Saturday, February 15, 2014

V-Day Blog...ugh.

As yesterday was Valentine’s Day I think I better speak of the day rather than just ignore it like a good single person, like it never even happened.

We’ve written about Love for this blog before, both the player and the emotion. Both were tough topics to tackle but I think we got some good points across and maybe even shared how we’ve learned some of our most valuable life lessons, as love usually teaches us some of the finest. But, for the first time since starting this blog, I did not have someone to spend my Valentine’s Day with, and as we all know that can be super depressing…

Just kidding! I use to get all bent out of shape about being alone on Valentine’s Day. You see all these happy couples all around you and you think, when am I going to find somebody? But in 30 years I’ve learned a few things. The most important of which is that it’s pretty easy to be romantic and forget all of the bad things that happen in every relationship for one day. You buy some flowers, maybe make a reservation at a nice restaurant or cook something special at home, sprinkle a few rose pedals on the bed and boom, you’re a romantic. But what did you do the day before, or the year before?
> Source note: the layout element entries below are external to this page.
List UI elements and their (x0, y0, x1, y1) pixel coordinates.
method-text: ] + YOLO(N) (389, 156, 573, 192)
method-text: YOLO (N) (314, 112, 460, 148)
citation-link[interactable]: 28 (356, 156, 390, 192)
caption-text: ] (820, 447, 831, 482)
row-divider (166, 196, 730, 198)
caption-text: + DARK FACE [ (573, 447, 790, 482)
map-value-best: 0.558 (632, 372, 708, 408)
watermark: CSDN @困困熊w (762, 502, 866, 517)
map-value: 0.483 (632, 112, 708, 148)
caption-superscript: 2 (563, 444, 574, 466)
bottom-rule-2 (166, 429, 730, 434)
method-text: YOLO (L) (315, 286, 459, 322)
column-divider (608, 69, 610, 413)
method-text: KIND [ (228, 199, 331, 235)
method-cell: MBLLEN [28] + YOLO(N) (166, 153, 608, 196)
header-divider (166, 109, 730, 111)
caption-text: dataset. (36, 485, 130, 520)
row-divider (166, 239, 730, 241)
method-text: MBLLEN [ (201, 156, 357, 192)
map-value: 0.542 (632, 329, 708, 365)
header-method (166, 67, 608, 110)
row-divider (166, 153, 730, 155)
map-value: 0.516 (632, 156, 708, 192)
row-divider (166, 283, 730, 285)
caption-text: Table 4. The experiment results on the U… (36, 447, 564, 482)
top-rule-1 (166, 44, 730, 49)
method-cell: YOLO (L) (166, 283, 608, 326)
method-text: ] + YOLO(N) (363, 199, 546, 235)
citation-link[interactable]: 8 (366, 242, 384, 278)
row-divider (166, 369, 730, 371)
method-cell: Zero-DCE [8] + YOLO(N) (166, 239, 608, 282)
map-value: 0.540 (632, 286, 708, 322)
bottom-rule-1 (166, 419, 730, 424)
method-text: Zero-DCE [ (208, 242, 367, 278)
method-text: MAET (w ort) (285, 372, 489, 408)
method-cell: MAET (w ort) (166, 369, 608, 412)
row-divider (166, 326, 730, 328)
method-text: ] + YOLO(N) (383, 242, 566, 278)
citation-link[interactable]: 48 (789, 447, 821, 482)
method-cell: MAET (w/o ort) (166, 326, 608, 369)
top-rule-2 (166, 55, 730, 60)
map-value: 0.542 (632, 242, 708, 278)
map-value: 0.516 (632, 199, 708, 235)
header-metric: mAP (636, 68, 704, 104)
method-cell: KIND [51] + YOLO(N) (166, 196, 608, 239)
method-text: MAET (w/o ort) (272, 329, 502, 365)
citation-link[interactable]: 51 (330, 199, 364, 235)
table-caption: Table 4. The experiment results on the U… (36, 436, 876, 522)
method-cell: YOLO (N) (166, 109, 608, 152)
Love isn’t about one day, and if you truly love someone you shouldn’t need to go above and beyond on Valentine’s Day.

Don’t get me wrong, it’s nice to have another excuse to show someone that you love them and that they mean the world to you, or to even just thank them for being there for you, but I think it’s what you do the other 364 days of the year that really matters.

True love isn’t really about the easy days or the holidays where you’re expected to do something nice for the people you love. It’s about the days when you fight about whatever but realize at the end of the day that it’s more important to you that you resolve the issue and actually talk about it than let it linger and grow into a bigger problem.

I may not have had great relationships in the past but I’ve seen enough of the really good ones and bad ones to know what makes the difference. Couples fight. It’s inevitable. But how you handle the fight is what makes love. The Lumineers really nailed it when they sang, "The opposite of love is indifference." We’re living in a world where the divorce rate is higher than it’s ever been, partly because forensic evidence has made serious breakthroughs so that you can’t just murder the one that you loved anymore, but partly because people don’t focus on the important things in relationships, like loving yourself first.

It may seem a little selfish and relationships are supposed to be a compromise but how can you ever truly compromise if you don’t know who you are and what you want? To throw who you are away to be what someone else wants is not a compromise, and when you just do the things that will make the other person happy and forget about yourself, the other person may lose the love that they once had for you, or they may be a dick and like having a drone to play with.

Each person must be represented in the relationship, and we must make concessions to try and do the things that the other person likes, but we don’t have to love those things, we just have to be honest about them. The greatest relationships that I’ve seen, allow for the individuals to still do the things that they’ve always enjoyed doing, even if that isn’t with their partner. Great pairs know that they don’t always have to do everything together and they really enjoy when their partner has good friends that will do some of the stuff that may seem less fun to them with their partner. What guy really wants to spend all day at the mall shopping? What girl wants to participate in a bacon eating contest? Well, that’s not really fair, who doesn’t want to participate in a bacon eating contest?!

But the point is good relationships don’t result in either party giving up who they are. When you love someone you should love them, not what you think you can turn them in to. Too many relationships have failed because we forget the qualities that made us fall in love in the first place, and it’s easier to quit something than it is to try and learn why it isn’t working. Love is work, but it’s also the only emotion that most people seem to be willing to work so hard to keep in their lives, despite how hard it can be sometimes.

So how’d I spend my Valentine’s Day? Well, I spent it a lot like my other days. I got up and went to work, got to drive some real crazy kids to school and saw how creative they could be with their Valentine’s Day boxes. Saw a 2nd grader take his shot with a 5th grader (life’s too short not to take chances!) and then at the end of the day handed out some Valentine’s Day candy and proceeded to have to tell the kids the rest of the trip that there certainly is a thing as too much candy. On a side note here, if you ever want to feel great on Valentine’s Day, single or not, drive a school bus or become an elementary teacher! I can’t tell you how many Valentine’s I got, and the diabetic shock I went into last night as I was getting 59 on Flappy Bird was totally worth it! (Yeah, that’s right, 59)

So now you’re thinking, wow…Flappy Bird, huh? I also had my cat and dog you judgmental pricks! (and booze…lots and lots of booze) Valentine’s Day was a good one, I got to see a bunch of awesome kids doing creative work, got to find out we have an awesome item for our charity basketball tournament’s silent auction, and today I get to go celebrate a retirement/birthday party with one of my best friends parents and I also get to meet the newest addition to my friend’s family. Today isn’t Valentine’s Day anymore, but I get to go spend the day with people who don’t need it to be a holiday based on love to show it! Hope you all had a great Valentine’s Day, but I hope the rest of the days of the year are the ones that show you what love is really about!